Overall, doctors both involved with and not involved with the study aren’t concerned about the Galleri test and overdiagnosis, or sending people down a path of unnecessary endless treatment. About 1% of people receive a positive cancer detection signal, which means 99% live their lives and go about their normal recommended screenings.
But “a positive blood test is not a diagnosis,” says Gilberto Lopes, MD, chief of medical oncology with Sylvester Comprehensive Cancer Center, part of the University of Miami Health System. “You still need imaging, sometimes a biopsy. That takes time and resources.” Health systems and providers need to prepare for patient questions and anxiety, too, especially regarding positive results.
Speaking of: I went to this bougie medical resort.
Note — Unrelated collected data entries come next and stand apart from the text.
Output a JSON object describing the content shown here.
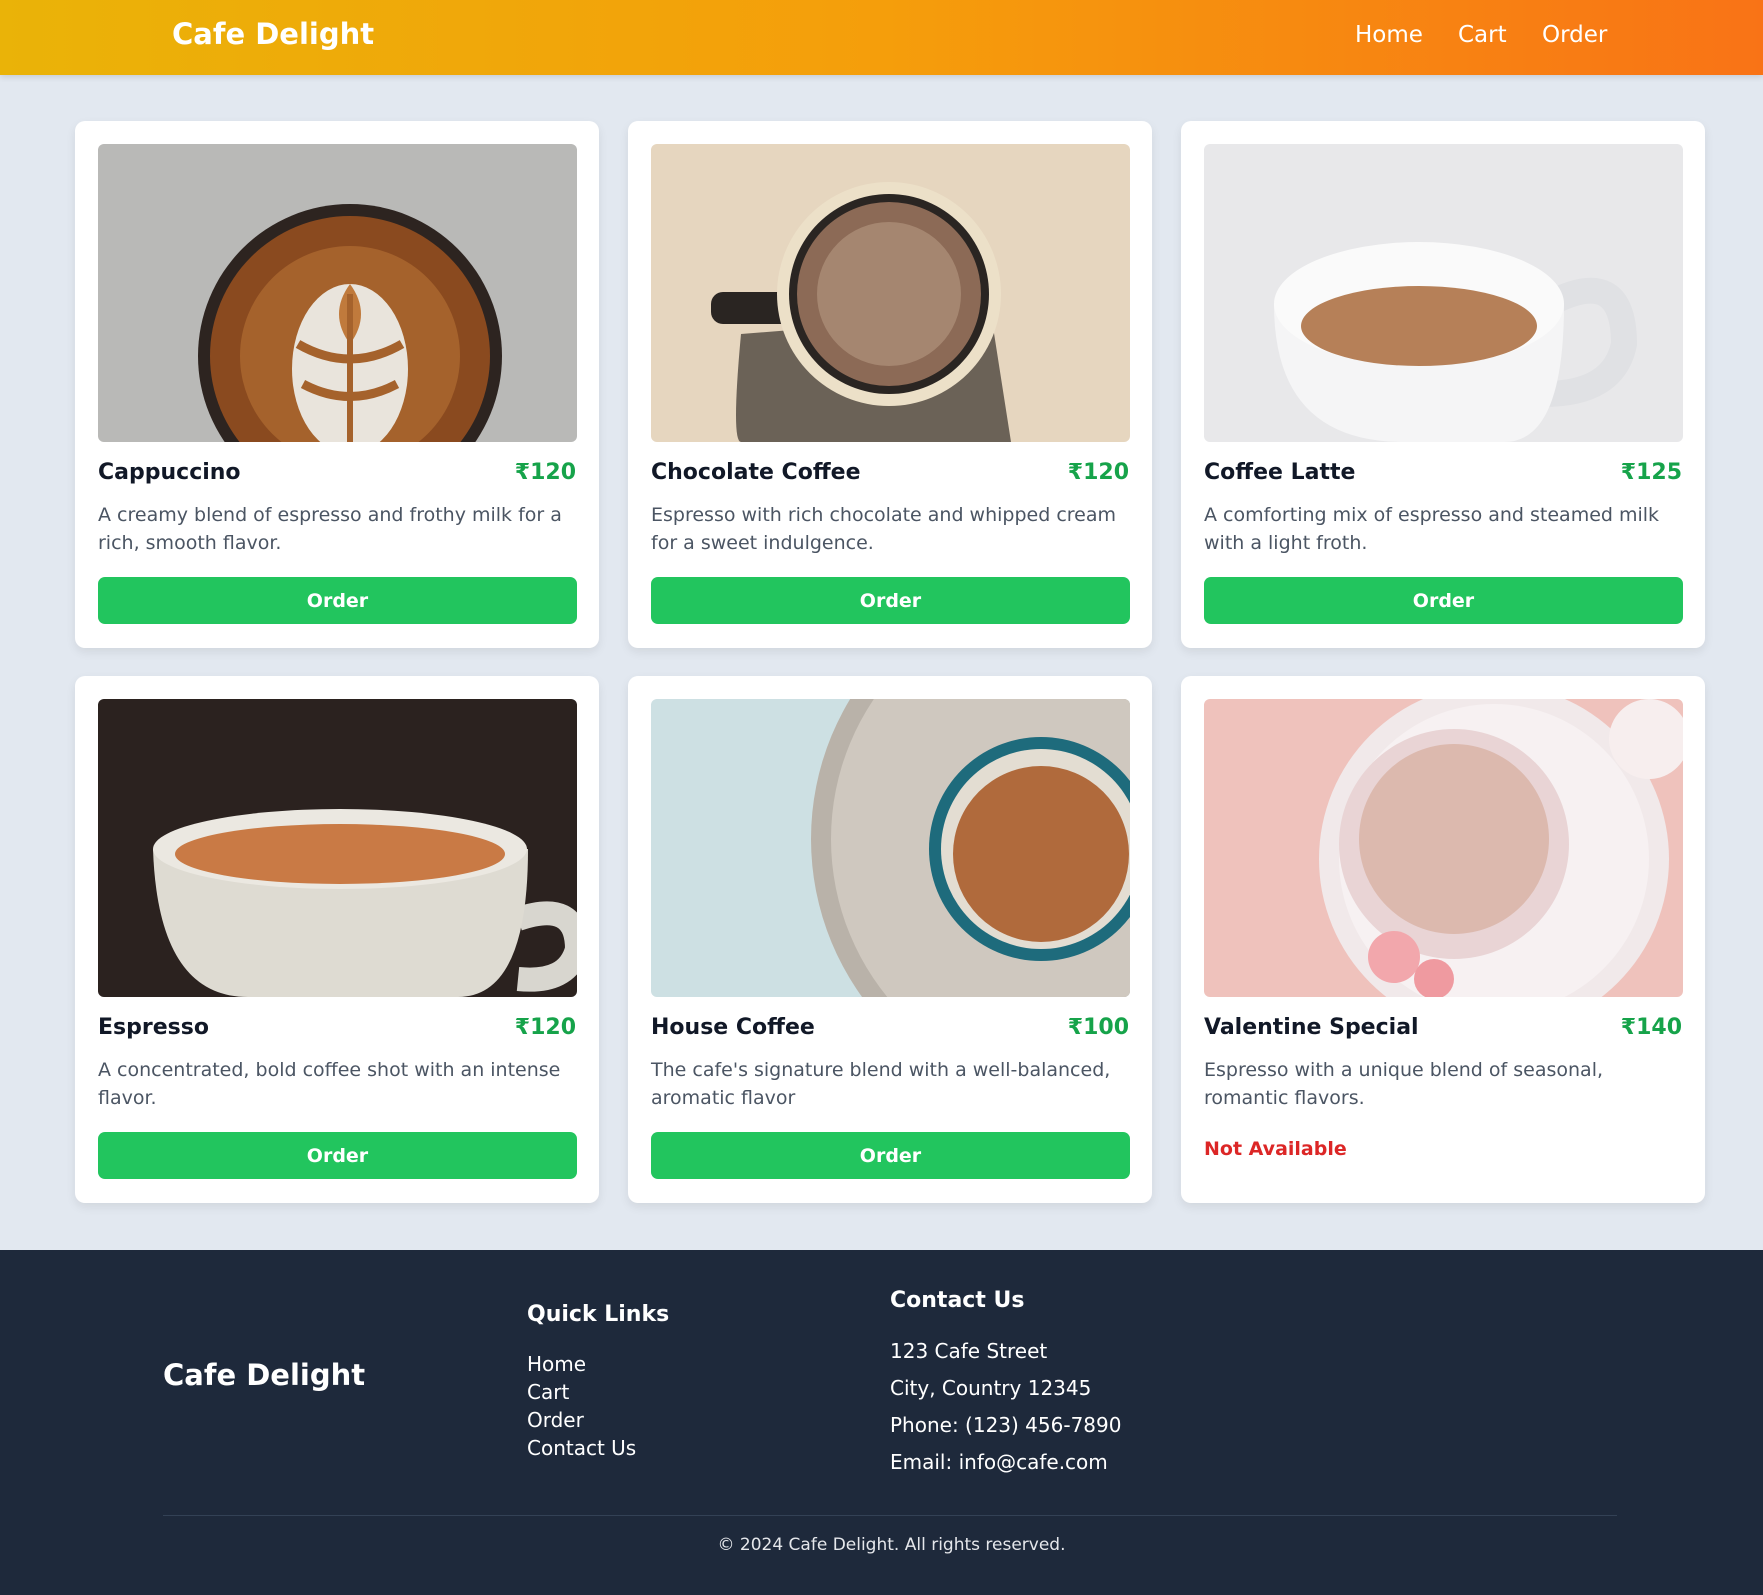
{
  "header": {
    "brand": "Cafe Delight",
    "nav": [
      "Home",
      "Cart",
      "Order"
    ]
  },
  "products": [
    {
      "name": "Cappuccino",
      "price": "₹120",
      "description": "A creamy blend of espresso and frothy milk for a rich, smooth flavor.",
      "action": "Order",
      "image": "cappuccino-photo"
    },
    {
      "name": "Chocolate Coffee",
      "price": "₹120",
      "description": "Espresso with rich chocolate and whipped cream for a sweet indulgence.",
      "action": "Order",
      "image": "chocolate-coffee-photo"
    },
    {
      "name": "Coffee Latte",
      "price": "₹125",
      "description": "A comforting mix of espresso and steamed milk with a light froth.",
      "action": "Order",
      "image": "coffee-latte-photo"
    },
    {
      "name": "Espresso",
      "price": "₹120",
      "description": "A concentrated, bold coffee shot with an intense flavor.",
      "action": "Order",
      "image": "espresso-photo"
    },
    {
      "name": "House Coffee",
      "price": "₹100",
      "description": "The cafe's signature blend with a well-balanced, aromatic flavor",
      "action": "Order",
      "image": "house-coffee-photo"
    },
    {
      "name": "Valentine Special",
      "price": "₹140",
      "description": "Espresso with a unique blend of seasonal, romantic flavors.",
      "status": "Not Available",
      "image": "valentine-special-photo"
    }
  ],
  "footer": {
    "brand": "Cafe Delight",
    "quick_links_title": "Quick Links",
    "quick_links": [
      "Home",
      "Cart",
      "Order",
      "Contact Us"
    ],
    "contact_title": "Contact Us",
    "contact": [
      "123 Cafe Street",
      "City, Country 12345",
      "Phone: (123) 456-7890",
      "Email: info@cafe.com"
    ],
    "copyright": "© 2024 Cafe Delight. All rights reserved."
  },
  "colors": {
    "header_start": "#eab308",
    "header_end": "#f97316",
    "accent_green": "#22c55e",
    "price_green": "#16a34a",
    "unavailable_red": "#dc2626",
    "footer_bg": "#1e293b"
  }
}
A shocking test result spiked my health anxiety.
The uncertain FDA approval path for Galleri
GRAIL is bullish about FDA approval for Galleri, which could make it more accessible if private insurers and Medicare reimburse doctors for running the tests. But according to Abazeed, the FDA will want to see evidence that earlier detection means fewer late-stage cancers or a reduced risk of death. And that still isn’t available.
If the data bears out, it’s a game-changer. But “real-world implementation, however, will require more including standardized diagnostic algorithms, confirmatory imaging and biopsy and proper safeguards to ensure consistent follow-up,” Abazeed says.
Something must change when it comes to cancer care, O’Donnell says. Sure, people are living longer with cancer, but cures come when you find diseases early. “Anybody who’s been in practice long enough knows that we need to be doing something differently,” O’Donnell says.
My negative results didn’t surprise me. I wasn’t exhibiting cancer symptoms and the test is geared toward those 50 and older anyway (I was 32 at the time), given that age is the biggest risk factor for developing cancer. But it was still nice to know that a deadly cancer wasn’t hiding in a random organ.
Before you take the test yourself, make sure you read up on all the caveats and chat with a trusted healthcare provider first. The “no cancer signal detected” sentence was comforting for me and the other 99% – but not a lifetime guarantee.